SOCIETY

“Lying Weasel Yuppies” Oppose Microsoft Mosque for “Traffic Reasons”

SOCIETY
May 19, 2014 at 2:36 PM ET

It’s a NIMBY’s worst nightmare: traffic ills, infill and Islam.

Residents of a liberal Seattle suburb are declaring jihad against a Muslim group that dreams of building a mosque just a stone’s throw from the town’s flagship company, Microsoft.

Since 2010, members of Dawoodi Bohra, a small Islamic sect, have been planning to transform a ramshackle empty lot in Redmond, Washington, into a gleaming 20,000-square-foot spiritual center. Their sanctuary would stand across the street from the tech giant’s sprawling complex of offices, which is apparently a bit too close for folks living in a nearby residential area.

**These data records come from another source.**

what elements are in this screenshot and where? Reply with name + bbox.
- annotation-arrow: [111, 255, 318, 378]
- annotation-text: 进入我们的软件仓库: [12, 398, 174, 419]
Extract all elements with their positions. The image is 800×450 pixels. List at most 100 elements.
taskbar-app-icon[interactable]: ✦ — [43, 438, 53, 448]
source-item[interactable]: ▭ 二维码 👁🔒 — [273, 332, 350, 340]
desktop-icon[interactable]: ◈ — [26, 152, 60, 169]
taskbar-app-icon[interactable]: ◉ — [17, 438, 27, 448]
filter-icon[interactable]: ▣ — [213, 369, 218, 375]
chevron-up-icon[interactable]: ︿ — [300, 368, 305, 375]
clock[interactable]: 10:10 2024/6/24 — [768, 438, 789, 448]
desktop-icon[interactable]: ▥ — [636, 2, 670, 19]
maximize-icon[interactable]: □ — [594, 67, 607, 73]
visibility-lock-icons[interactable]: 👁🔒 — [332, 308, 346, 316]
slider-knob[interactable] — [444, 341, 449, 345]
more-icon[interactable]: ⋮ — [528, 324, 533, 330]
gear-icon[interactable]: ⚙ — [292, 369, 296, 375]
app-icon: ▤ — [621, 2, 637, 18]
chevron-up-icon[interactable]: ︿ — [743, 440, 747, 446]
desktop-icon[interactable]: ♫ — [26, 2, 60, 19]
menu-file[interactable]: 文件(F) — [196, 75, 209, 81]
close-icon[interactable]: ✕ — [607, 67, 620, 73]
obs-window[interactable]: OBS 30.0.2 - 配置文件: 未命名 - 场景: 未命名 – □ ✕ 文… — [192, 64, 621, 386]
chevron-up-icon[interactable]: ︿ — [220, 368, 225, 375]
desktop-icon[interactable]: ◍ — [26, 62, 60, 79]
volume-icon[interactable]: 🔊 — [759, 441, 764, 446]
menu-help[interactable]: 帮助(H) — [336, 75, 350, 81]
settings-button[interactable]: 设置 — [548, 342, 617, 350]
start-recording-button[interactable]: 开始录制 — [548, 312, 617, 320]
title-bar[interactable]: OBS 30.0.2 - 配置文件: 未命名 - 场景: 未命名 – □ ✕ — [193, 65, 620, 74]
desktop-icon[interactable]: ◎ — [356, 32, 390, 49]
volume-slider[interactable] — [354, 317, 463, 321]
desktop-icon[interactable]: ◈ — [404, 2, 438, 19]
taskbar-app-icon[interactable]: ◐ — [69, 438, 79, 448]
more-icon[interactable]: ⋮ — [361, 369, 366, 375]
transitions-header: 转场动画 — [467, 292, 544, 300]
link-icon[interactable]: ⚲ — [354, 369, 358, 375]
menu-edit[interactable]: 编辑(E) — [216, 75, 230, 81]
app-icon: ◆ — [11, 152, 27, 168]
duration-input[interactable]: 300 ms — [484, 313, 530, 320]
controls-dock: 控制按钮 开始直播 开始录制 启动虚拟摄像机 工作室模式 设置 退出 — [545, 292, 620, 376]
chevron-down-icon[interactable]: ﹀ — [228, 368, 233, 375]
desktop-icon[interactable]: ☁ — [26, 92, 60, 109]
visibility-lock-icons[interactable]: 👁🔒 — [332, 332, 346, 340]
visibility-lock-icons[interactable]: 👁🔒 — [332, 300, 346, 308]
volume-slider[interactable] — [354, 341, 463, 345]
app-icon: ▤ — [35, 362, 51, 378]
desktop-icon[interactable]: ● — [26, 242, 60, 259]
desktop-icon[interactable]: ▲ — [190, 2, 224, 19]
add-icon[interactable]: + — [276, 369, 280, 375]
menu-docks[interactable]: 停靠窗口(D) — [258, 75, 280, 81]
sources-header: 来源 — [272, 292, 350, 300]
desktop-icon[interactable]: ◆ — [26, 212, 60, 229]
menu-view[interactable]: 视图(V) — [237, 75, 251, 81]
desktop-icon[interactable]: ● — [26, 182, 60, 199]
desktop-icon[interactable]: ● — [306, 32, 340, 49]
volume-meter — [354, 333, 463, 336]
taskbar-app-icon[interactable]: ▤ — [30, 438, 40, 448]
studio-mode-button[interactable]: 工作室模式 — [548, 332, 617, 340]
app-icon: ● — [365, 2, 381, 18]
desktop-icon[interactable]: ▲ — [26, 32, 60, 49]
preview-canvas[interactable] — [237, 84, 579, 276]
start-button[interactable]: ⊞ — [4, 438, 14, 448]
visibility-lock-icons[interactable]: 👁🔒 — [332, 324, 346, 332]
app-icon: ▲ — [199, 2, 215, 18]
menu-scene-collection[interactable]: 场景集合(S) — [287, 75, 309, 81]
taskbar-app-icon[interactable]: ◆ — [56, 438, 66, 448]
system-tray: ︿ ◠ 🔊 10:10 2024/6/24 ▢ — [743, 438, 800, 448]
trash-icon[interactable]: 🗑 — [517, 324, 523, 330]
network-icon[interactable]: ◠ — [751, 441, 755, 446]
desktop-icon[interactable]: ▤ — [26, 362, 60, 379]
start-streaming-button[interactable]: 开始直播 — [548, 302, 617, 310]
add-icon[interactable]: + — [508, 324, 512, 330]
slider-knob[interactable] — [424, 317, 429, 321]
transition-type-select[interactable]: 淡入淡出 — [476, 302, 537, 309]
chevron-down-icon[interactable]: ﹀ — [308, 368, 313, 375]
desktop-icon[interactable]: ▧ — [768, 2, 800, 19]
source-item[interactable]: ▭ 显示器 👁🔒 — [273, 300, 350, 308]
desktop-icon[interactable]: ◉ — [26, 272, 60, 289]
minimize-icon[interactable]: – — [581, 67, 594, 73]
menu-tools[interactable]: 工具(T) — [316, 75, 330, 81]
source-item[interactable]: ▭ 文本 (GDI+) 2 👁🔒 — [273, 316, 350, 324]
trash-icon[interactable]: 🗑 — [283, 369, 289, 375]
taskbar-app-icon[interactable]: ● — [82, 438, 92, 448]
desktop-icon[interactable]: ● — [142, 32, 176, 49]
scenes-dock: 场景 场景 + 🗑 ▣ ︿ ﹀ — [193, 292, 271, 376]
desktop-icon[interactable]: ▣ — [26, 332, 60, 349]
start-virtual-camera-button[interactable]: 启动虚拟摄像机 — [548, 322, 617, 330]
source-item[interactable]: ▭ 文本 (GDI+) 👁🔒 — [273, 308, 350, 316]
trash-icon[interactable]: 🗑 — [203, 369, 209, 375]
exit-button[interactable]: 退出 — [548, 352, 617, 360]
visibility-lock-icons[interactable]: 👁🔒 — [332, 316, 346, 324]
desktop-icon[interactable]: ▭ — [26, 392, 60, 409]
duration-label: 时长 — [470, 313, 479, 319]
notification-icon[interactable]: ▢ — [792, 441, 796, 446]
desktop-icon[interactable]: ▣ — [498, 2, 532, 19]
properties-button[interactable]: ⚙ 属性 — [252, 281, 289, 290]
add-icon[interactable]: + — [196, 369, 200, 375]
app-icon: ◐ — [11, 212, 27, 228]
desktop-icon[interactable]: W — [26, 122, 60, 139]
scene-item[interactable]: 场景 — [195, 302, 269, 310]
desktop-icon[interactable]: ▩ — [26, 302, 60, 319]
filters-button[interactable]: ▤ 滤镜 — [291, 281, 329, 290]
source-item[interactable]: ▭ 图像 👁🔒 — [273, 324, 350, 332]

In recent weeks, the mosque plan has been met by fierce opposition from a growing number of town residents. An overflow crowd of roughly 200 crammed into a public meeting on the project at the end of April, filling all 140 seats at city hall, as well as the remaining standing room. A second meeting held last week to accommodate those who couldn’t get into the first brought another 100 people bearing questions and gripes about the mosque. As a result, a hearing that would have resulted in a green light for the project on May 15 has been tabled, says Anne Marie Peacock, a spokeswoman for the city.

“We’re not moving forward with any other recommendation on the project right now,” she says.

In the showdown over what’s being called the Microsoft Mosque, the progressive, high-minded values often associated with Redmond, Washington, seem to be off the table—at least when it comes to traffic. Most riled residents claim that their beef has nothing to do with Islam.

In television interviews and newspaper articles, opponents warn that the mosque would spell certain doom for their bucolic slice of suburbia, clogging the streets with traffic and turning residential blocks into parking lots. Many cite concerns that new-to-the-area drivers might make dangerous U-turns or put playing children in harm’s way. Others say calls to prayer from the mosque’s minaret would upend the quiet tranquility of the neighborhood.

But last week, an alternative narrative emerged when a flier opposed to the mosque “due to historical ties of terrorism and gender discrimination” began to circulate. Unsigned “because of fear of physical and mental harm and other retaliation,” the anonymous open letter made it clear that, for at least one resident, it’s not about the traffic:

“Since 1960, every single terrorist, which is 100%, operating in the United States of America who has self identified as a Muslim, or a follower of Islam, has attended a Mosque.”

With a congregation totaling 155, mosque planners have estimated that only 10 people, on average, would attend evening prayers at the center. City engineers, meanwhile, have stated publicly that they believe the spiritual center would add between 12 and 21 additional vehicle trips on the road during peak drive times. As for the noisy minarets, a representative for the mosque, Ali Aamer Habib, says the center has no plans to broadcast their calls to prayer.

Despite the backlash, congregants say the lot, which had been a dumping ground for garbage and cars until they bought it in 2010, is a perfect location. The mosque would be the first spiritual center in the region for the Dawoodi Bohra, who are primarily Pakistani and Indian and make up less than 2 percent of the Seattle-area Muslim population. According to planning documents, about 60 percent of the mosque’s congregants work at Microsoft.

Microsoft has remained silent on the issue and declined to comment for this article.

In recent days, more than a few people have raised questions about the motives behind the pushback.

“I hate lying weasel yuppies!” writes one online commenter. “They oppose it because it’s a mosque, but they’re too wimpy to admit it.”

“I’d bet that if this were any other religion, there’d be no issues,” writes another.

Still, opponents like Sam Weirbach, 63, insist they don’t have a problem with Islam, just with growing traffic. Weirbach would prefer to see houses built on the lot instead.

“I don’t care whether it’s a Muslim, Catholic, Baptist or Mormon church,” he told The Seattle Times. “It doesn’t matter. I’m saying a building like that where you can’t predict the traffic concerns five, 10 years down the road shouldn’t go there, and neither should something like an apartment building.”